I can remember the phone ringing as my mother and I sat in our modest two-bedroom apartment in Detroit about a block away from 8 Mile Road, the street that Eminem made famous in his biopic film by the same name. I could tell from the surprised look on my mother’s face the news wasn’t good. Tears began to run down her face. It definitely wasn’t good. My father had died. He lived in Chicago, and at the age of 32, had suffered a severe brain aneurysm and had slipped into a coma. One day later he was gone. My father’s passing changed my outlook on life. To understand the impact, let me rewind just a little.

I was born in Milwaukee, Wisconsin. Yes, black people do live in Wisconsin. I was the first and only child. My early years were very pleasant. My mother was the youngest of ten and I was the last grandbaby. I was what you might call spoiled. I can remember having a plethora of toys. Other kids always wanted to come over to play with my drum set, my new action figures, or my remote control cars. I don’t remember asking for much, but just remember having the things. This would become a regular occurrence in my life.

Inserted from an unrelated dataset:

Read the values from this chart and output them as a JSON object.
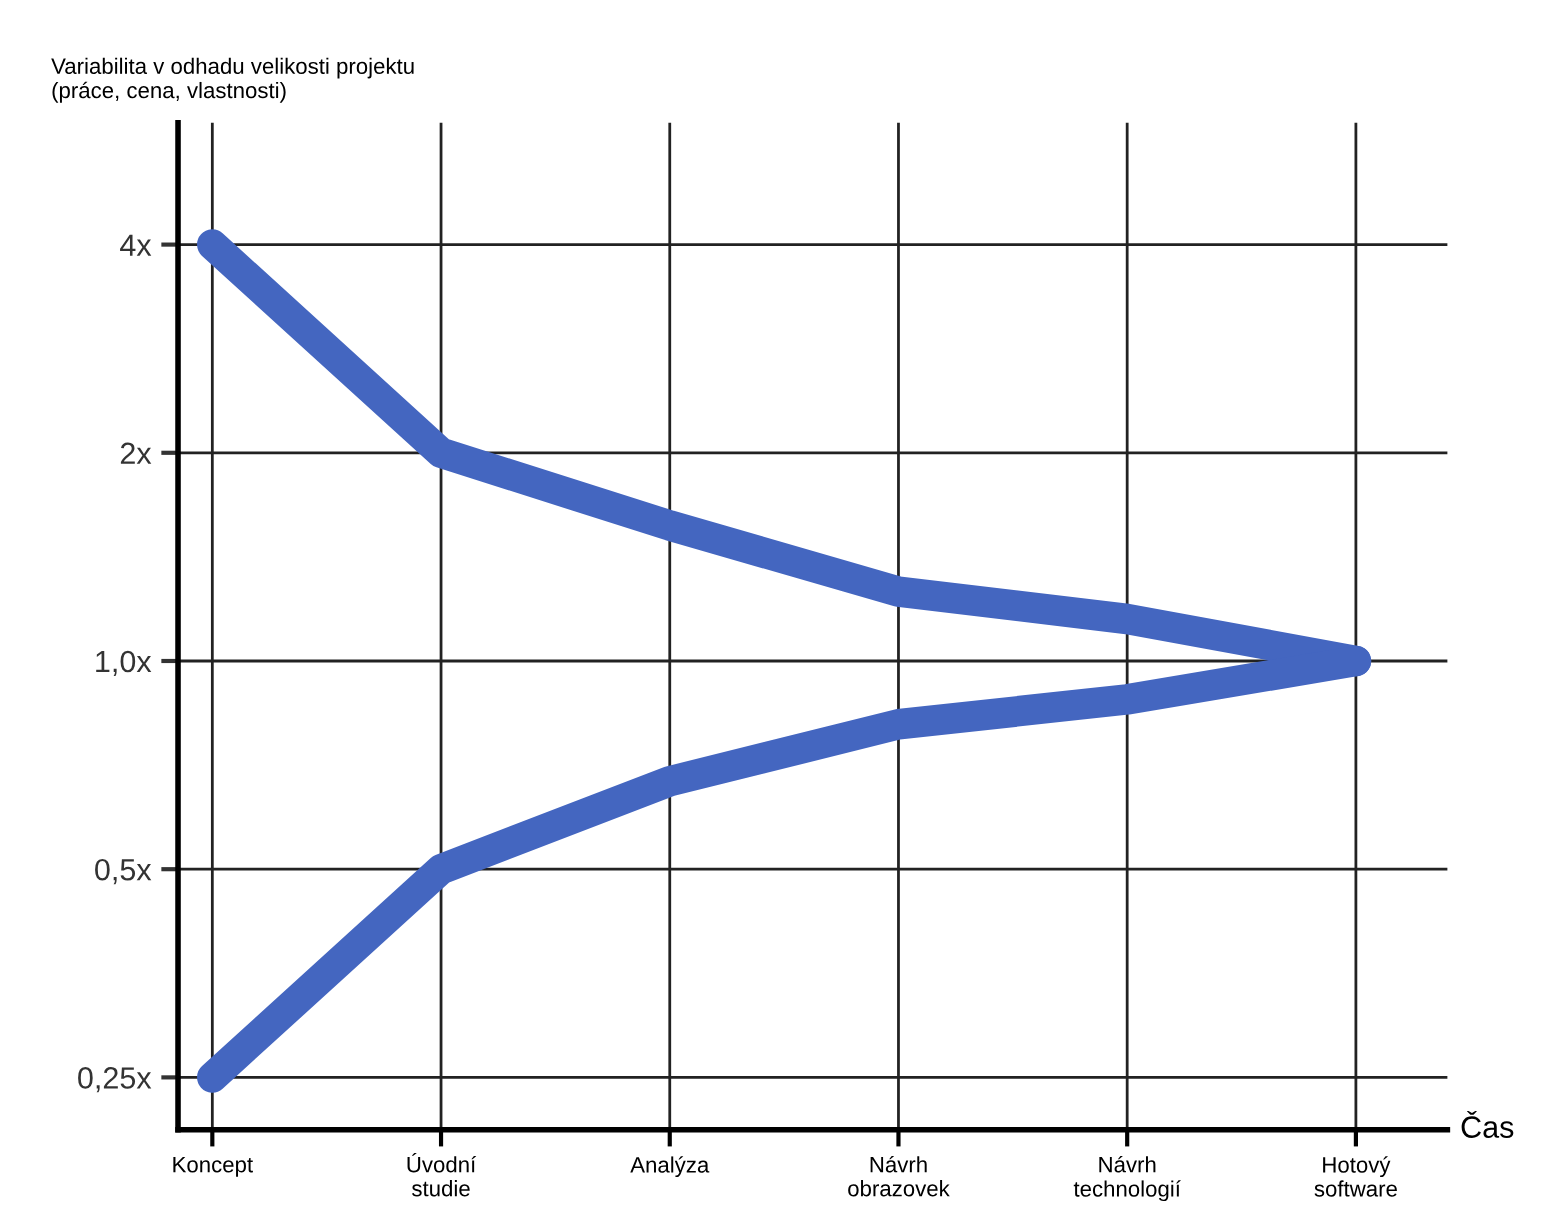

My parents married at 22. I was born when they were 23. They divorced not long after I was born. My mom and I moved in with her parents. They lived in a two-story duplex. My grandparents lived upstairs and a few cousins lived below. I developed a close relationship with my Grandmother, whose name was Ruby, and with my Grandfather Bennie. They were two beautiful old people in love and had been married for 50-plus years by the time I came along. They were special to me because they made me laugh and smile, showed me what true love was, and would give me whatever I asked for.

I can still remember my Grandfather stretching his cane toward me to grab my legs and pull me toward him. My Grandfather became ill, and before I knew it, he was gone. My Grandmother’s heart gave out about 9 months later. The doctors said it wasn’t a heart attack, but rather it just stopped beating. Many people believed that this was the result of losing the only love she knew. This was devastating to our family, but earth-shattering to my mother, who cared for them both and was the baby of the family. At 28, she had lost both her parents and felt lost herself. Two months later, my oldest uncle Bennie Jr. suffered a stroke and died also. My mother needed a change. She had to make a move to have a fresh start, so she decided to move us to Detroit, where she already had a brother and sister who both had families there. We packed and moved quickly. I can remember one of my going-away gifts was a T-shirt that read “Pray for me, I live in Detroit.”

Welcome to Detroit

We settled into our one-bedroom apartment, which would be our home for about a year until our two-bedroom unit would be available. The community seemed nice enough and I was still around family. I was enrolled in a school by the name of Vandenburg Elementary that was located across the expressway that was about a 20-minute walk from my home. It was a better school, from the research my mother had done than the ones in the district we lived in. It was in my mother’s sister Doris’s district, so we used her address to enroll me. The plan was for me to walk to school in the morning and then go over to my aunt and uncle’s home a few blocks from the school until my mother was able to pick me up after work. I don’t really remember what my mother actually did at that time, but I know it was sales-related. It seems as though she always did something in sales. We didn’t talk much about work, probably because it was the last thing she wanted to talk about after a long day. To be honest, it wasn’t what I was interested in discussing either. I was just elated to see her.